Fruits of the Spirit: Love (1)

1 Apr

Love: What does it mean to say that the Spirit produces love?
That’s what I am thinking about.

What is the nature of this love, and to whom is it directed?
One of the most challenging thoughts is that the love the Spirit evokes is not only love for God: maybe not even first of all love for God, but love for others, and necessarily also love for oneself.
The Spirit does not, as so often is suggested, lead us to de-value ourselves, but rather to love ourselves, to value and nourish the life we have been given. Only then can we love others, and God.

I say ‘only then’, but it is not a sequence. Rather, the mystery of this ‘fruit’ is that these things come together.
Again, there is something of task and something of gift here.

Recently I found an old collection of popular sayings and songs from the Christian youth culture of the 1960s. There I found this quotation, which is simply acknowledged as being from a poster, ‘The Apostles’ Faith Posters’, and written by Roger Pryke.  In this paragraph Pryke suggests that we love when and because we are looked upon with love—and conversely if we do not experience that loving look, we do not live in the freedom of love.

Love comes from the  ‘look’ we receive from the Spirit.

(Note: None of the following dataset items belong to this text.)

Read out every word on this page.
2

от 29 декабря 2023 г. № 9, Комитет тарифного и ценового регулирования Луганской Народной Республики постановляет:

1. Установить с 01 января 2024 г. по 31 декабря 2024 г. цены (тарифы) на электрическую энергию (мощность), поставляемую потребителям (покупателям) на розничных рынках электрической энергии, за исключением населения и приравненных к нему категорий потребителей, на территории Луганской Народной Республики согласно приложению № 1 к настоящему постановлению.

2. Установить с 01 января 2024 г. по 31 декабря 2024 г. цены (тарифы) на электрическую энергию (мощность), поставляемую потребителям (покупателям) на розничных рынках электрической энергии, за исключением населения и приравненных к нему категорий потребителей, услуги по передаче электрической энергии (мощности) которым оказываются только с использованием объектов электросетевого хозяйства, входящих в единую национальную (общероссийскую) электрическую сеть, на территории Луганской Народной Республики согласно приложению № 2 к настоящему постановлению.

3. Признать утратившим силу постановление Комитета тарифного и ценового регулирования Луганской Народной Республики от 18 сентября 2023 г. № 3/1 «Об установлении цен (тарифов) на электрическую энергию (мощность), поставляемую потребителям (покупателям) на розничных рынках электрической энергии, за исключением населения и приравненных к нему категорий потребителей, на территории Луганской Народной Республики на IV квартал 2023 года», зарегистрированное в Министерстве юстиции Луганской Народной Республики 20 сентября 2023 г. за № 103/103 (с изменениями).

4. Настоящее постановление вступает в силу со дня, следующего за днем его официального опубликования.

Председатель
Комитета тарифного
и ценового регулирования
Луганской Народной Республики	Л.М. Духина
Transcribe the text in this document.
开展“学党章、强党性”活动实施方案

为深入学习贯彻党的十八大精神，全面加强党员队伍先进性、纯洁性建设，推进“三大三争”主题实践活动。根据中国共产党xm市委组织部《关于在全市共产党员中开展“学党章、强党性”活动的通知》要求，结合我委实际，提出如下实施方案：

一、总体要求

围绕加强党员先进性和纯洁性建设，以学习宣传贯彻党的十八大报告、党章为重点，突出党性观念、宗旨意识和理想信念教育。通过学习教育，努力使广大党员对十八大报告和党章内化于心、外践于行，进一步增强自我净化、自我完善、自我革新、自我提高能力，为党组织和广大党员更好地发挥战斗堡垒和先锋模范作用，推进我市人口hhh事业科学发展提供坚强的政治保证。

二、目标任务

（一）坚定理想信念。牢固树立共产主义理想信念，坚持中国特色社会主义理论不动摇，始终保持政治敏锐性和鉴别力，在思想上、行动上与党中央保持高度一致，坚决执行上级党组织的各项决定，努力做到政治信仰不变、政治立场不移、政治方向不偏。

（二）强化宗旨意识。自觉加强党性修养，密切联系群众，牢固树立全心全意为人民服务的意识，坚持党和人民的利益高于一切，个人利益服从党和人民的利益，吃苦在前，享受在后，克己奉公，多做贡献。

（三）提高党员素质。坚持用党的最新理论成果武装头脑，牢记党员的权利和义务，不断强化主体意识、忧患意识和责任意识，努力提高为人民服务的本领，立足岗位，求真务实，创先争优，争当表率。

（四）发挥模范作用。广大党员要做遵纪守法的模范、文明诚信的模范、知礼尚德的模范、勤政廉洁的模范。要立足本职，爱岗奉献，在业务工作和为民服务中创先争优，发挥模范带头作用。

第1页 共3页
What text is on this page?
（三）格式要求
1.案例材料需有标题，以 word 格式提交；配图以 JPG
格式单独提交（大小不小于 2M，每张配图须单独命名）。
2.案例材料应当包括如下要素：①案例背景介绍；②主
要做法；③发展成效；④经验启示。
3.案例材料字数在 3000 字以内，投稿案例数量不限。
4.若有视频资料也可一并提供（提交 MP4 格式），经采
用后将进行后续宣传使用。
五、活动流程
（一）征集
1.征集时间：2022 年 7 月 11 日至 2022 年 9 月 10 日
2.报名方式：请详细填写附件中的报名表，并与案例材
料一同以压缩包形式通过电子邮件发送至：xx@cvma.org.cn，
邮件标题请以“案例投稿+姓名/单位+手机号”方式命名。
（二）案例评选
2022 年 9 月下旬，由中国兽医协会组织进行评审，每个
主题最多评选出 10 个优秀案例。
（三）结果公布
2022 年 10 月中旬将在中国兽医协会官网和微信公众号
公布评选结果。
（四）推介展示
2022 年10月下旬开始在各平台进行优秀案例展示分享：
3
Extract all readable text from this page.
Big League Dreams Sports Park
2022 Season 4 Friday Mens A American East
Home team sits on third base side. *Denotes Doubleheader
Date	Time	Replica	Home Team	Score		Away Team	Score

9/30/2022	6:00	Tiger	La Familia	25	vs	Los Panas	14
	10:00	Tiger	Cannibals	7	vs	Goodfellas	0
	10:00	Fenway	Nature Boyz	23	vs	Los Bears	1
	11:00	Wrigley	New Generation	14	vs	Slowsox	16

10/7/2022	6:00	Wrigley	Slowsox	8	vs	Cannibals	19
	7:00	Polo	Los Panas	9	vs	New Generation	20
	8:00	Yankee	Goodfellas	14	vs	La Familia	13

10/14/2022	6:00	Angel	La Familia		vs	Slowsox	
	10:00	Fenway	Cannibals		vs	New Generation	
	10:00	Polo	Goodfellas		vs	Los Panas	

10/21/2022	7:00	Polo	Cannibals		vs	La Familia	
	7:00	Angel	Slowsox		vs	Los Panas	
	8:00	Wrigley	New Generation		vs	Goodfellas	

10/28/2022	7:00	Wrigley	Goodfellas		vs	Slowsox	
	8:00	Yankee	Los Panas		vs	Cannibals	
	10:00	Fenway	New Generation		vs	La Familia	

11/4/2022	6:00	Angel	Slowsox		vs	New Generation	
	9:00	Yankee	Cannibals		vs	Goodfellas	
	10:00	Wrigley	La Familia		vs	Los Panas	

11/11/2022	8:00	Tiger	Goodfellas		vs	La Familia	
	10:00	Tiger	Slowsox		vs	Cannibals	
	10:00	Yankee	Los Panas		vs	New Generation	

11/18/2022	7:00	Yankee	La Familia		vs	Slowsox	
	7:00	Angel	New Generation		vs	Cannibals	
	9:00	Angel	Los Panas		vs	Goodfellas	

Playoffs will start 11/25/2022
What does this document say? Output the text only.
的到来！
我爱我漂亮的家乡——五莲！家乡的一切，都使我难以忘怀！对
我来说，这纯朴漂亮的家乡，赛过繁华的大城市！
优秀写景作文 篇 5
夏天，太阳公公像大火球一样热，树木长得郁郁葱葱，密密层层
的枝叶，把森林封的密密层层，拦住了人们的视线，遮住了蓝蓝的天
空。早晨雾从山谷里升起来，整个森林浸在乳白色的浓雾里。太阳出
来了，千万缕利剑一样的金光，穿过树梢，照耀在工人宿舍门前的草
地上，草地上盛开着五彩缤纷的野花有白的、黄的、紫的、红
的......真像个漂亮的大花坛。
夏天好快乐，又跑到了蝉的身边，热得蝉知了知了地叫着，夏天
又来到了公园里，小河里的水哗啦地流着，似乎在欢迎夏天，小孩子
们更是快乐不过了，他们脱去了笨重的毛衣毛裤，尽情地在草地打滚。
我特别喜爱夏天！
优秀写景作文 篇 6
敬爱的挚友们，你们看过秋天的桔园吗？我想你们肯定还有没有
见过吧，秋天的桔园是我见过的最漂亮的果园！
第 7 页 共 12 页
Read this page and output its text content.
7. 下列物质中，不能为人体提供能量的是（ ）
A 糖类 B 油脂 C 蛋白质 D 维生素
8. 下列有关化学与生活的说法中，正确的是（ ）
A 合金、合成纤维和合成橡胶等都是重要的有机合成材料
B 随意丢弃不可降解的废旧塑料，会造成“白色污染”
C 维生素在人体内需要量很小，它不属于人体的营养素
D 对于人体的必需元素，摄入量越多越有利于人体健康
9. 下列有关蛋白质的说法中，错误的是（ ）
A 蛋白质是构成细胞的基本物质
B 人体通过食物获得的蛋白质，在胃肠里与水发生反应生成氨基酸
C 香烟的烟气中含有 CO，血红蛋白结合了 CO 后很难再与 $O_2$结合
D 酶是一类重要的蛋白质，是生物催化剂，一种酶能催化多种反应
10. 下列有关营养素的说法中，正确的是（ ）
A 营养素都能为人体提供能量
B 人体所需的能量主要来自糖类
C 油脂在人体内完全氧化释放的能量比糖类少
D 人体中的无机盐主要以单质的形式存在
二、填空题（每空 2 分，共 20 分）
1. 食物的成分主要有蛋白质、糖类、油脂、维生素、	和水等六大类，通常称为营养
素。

‘We grow a human spirit by being held and being looked on with love by our mother and also by others; we are given to ourselves by those who love us.
Conversely, others can diminish or even destroy our spirit by staring at us with hostility and indifference.
So, the eye of God evokes either great warmth or terror in us.
Many people today feel that the eye of God is a searching, hostile, accusing eye that is looking for faults in his people.
This indicates the poverty of our Christian spirit if we do feel uneasy about the eye of God … If we do squirm, feeling that God is looking at us, we have been given a distorted feeling about God our Almighty Father, and this is one of the deep and serious evils that we should be reforming in coming to a renewed faith.’

We need to ‘reform’ this false sense of an accusing God: and how shall we do that, other than to look upon one another with the eye of love?
This is the task, but  the task itself implies and requires some level of trust and warmth, towards others and ourselves. Only the Spirit can evoke this.
If we are too hurt or too self-obsessed to reach even a minimal level of regard for others, we will not look to them other than to get from them, to manipulate, or to fend them off.
To love, we must at least be open to others, to look them in the eye, to receive them as fellow persons.
The Spirit calls us into this being-with.
The Spirit is that creative presence within all life which evokes within us the look of love.
The Spirit is that mother, that ‘other’, who looks upon us with love and invites us also to look upon each other with love.
As we do this, we move beyond the sense of accusing, to love: for self, for others, and for God.